Evaluation Metrics for Imbalanced Data

from sklearn.metrics import (classification_report, roc_auc_score,
                               average_precision_score, balanced_accuracy_score)

y_pred = model.predict(X_test)
y_prob = model.predict_proba(X_test)[:, 1]

# Never use accuracy alone
print("Classification Report:")
print(classification_report(y_test, y_pred, target_names=['Normal', 'Fraud']))

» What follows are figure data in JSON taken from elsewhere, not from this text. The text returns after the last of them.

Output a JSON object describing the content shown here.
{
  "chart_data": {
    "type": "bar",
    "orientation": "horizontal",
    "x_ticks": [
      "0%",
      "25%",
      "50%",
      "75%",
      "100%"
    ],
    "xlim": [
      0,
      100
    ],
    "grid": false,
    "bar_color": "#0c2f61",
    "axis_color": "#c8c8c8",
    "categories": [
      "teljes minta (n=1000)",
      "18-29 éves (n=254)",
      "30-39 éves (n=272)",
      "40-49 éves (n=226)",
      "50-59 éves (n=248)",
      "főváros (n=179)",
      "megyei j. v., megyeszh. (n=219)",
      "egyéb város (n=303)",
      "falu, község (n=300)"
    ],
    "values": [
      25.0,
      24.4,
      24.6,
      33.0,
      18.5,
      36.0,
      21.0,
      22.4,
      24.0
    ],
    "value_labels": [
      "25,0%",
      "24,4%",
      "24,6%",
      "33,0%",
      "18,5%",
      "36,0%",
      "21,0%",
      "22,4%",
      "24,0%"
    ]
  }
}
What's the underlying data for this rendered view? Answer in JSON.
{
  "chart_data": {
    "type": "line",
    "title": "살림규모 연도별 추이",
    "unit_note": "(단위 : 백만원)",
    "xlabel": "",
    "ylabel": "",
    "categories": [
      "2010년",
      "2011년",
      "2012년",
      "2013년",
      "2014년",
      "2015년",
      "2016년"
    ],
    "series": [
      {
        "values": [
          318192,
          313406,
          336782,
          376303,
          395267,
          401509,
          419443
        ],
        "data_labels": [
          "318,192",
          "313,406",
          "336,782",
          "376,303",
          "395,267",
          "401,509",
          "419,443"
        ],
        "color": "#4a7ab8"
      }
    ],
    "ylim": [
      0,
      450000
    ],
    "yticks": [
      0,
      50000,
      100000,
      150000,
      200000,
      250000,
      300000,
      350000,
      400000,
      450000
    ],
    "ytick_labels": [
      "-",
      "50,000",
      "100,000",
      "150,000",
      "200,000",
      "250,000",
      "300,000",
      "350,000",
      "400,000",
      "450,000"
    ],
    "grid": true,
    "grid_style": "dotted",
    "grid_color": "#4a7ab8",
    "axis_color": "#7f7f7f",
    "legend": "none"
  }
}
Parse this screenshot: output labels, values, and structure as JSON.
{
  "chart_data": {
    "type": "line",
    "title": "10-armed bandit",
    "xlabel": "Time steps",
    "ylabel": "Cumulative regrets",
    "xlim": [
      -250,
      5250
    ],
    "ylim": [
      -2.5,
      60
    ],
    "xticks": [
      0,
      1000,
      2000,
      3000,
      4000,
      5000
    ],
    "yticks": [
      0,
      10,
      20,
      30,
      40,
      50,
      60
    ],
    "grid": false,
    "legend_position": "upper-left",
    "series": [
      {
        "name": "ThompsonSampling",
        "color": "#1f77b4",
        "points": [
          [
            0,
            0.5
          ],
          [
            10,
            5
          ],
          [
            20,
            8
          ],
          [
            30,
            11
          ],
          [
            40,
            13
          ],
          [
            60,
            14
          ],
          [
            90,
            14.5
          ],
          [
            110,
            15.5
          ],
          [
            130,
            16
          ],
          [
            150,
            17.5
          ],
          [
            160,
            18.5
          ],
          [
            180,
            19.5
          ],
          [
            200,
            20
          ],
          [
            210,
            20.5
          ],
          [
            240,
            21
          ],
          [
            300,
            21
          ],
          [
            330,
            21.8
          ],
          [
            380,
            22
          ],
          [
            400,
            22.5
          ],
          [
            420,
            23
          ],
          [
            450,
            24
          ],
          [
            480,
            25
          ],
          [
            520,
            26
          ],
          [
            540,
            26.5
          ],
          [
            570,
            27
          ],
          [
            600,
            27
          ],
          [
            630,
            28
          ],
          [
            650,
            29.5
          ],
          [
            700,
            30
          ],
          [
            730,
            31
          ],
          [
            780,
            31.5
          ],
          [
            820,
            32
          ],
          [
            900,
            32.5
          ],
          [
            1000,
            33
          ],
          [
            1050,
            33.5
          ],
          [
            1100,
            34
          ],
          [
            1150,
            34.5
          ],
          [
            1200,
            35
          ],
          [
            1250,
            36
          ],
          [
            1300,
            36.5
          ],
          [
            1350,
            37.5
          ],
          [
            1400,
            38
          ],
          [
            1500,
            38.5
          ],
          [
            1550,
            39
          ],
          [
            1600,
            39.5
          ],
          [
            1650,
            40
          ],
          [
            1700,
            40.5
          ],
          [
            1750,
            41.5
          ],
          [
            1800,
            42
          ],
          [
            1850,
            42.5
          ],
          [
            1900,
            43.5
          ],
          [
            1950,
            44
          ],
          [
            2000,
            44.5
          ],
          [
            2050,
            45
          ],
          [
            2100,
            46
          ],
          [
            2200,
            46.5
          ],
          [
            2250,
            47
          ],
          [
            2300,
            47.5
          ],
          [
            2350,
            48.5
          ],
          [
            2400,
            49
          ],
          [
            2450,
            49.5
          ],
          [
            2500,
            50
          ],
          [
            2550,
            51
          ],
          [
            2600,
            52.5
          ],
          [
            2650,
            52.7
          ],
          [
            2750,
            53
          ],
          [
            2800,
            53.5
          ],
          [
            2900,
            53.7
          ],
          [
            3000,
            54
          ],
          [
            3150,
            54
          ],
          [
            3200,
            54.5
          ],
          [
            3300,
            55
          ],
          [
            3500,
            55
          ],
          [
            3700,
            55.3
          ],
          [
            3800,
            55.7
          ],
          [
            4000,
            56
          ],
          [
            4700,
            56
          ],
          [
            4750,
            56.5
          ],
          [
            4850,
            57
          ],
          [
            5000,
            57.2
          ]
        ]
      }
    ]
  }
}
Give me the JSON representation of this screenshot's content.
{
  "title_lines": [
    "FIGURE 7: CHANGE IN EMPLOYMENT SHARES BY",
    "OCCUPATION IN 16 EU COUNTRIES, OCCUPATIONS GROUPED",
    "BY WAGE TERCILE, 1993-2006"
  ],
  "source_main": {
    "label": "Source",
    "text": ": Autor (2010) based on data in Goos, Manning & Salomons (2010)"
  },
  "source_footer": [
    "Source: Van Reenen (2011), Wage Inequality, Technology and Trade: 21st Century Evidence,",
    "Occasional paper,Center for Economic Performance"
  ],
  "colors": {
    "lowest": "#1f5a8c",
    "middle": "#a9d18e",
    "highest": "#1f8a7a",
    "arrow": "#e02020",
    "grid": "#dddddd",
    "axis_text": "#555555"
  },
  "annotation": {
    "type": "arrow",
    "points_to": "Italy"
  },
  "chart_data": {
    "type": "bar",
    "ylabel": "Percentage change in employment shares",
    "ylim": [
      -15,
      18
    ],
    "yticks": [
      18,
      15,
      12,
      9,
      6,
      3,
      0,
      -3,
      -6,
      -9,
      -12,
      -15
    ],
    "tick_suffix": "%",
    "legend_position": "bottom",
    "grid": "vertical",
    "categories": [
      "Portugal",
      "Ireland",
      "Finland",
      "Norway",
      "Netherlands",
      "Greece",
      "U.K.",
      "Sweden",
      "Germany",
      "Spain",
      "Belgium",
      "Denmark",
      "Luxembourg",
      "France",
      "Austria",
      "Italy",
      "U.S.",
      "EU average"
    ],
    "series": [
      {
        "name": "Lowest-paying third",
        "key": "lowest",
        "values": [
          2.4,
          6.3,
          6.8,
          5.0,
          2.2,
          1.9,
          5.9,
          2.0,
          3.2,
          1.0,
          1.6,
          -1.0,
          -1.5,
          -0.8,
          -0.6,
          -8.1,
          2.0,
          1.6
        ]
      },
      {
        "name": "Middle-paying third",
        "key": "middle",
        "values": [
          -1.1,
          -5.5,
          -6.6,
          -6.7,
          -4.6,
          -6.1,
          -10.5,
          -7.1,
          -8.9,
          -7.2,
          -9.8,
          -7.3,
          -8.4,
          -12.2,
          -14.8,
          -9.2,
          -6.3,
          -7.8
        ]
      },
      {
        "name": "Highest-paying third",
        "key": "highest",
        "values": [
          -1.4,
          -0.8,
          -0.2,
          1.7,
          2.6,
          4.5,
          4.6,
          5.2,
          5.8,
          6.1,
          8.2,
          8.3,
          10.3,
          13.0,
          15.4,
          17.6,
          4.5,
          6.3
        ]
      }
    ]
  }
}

# Better metrics for imbalanced data
print(f"ROC-AUC:           {roc_auc_score(y_test, y_prob):.4f}")
print(f"PR-AUC:            {average_precision_score(y_test, y_prob):.4f}")  # Better than ROC for imbalanced
print(f"Balanced Accuracy: {balanced_accuracy_score(y_test, y_pred):.4f}")   # Average recall per class

Strategy Selection Guide

Imbalance Ratio	Primary Strategy
Mild (1:3 to 1:10)	Class weights — simplest, often sufficient
Moderate (1:10 to 1:100)	Class weights + threshold tuning
Severe (1:100 to 1:1000)	SMOTE + class weights + threshold tuning
Extreme (1:1000+)	Anomaly detection approaches (Isolation Forest, One-Class SVM)

The safest starting point: class_weight='balanced' in sklearn models. It’s free (no data modification), prevents leakage, and works well with cross-validation.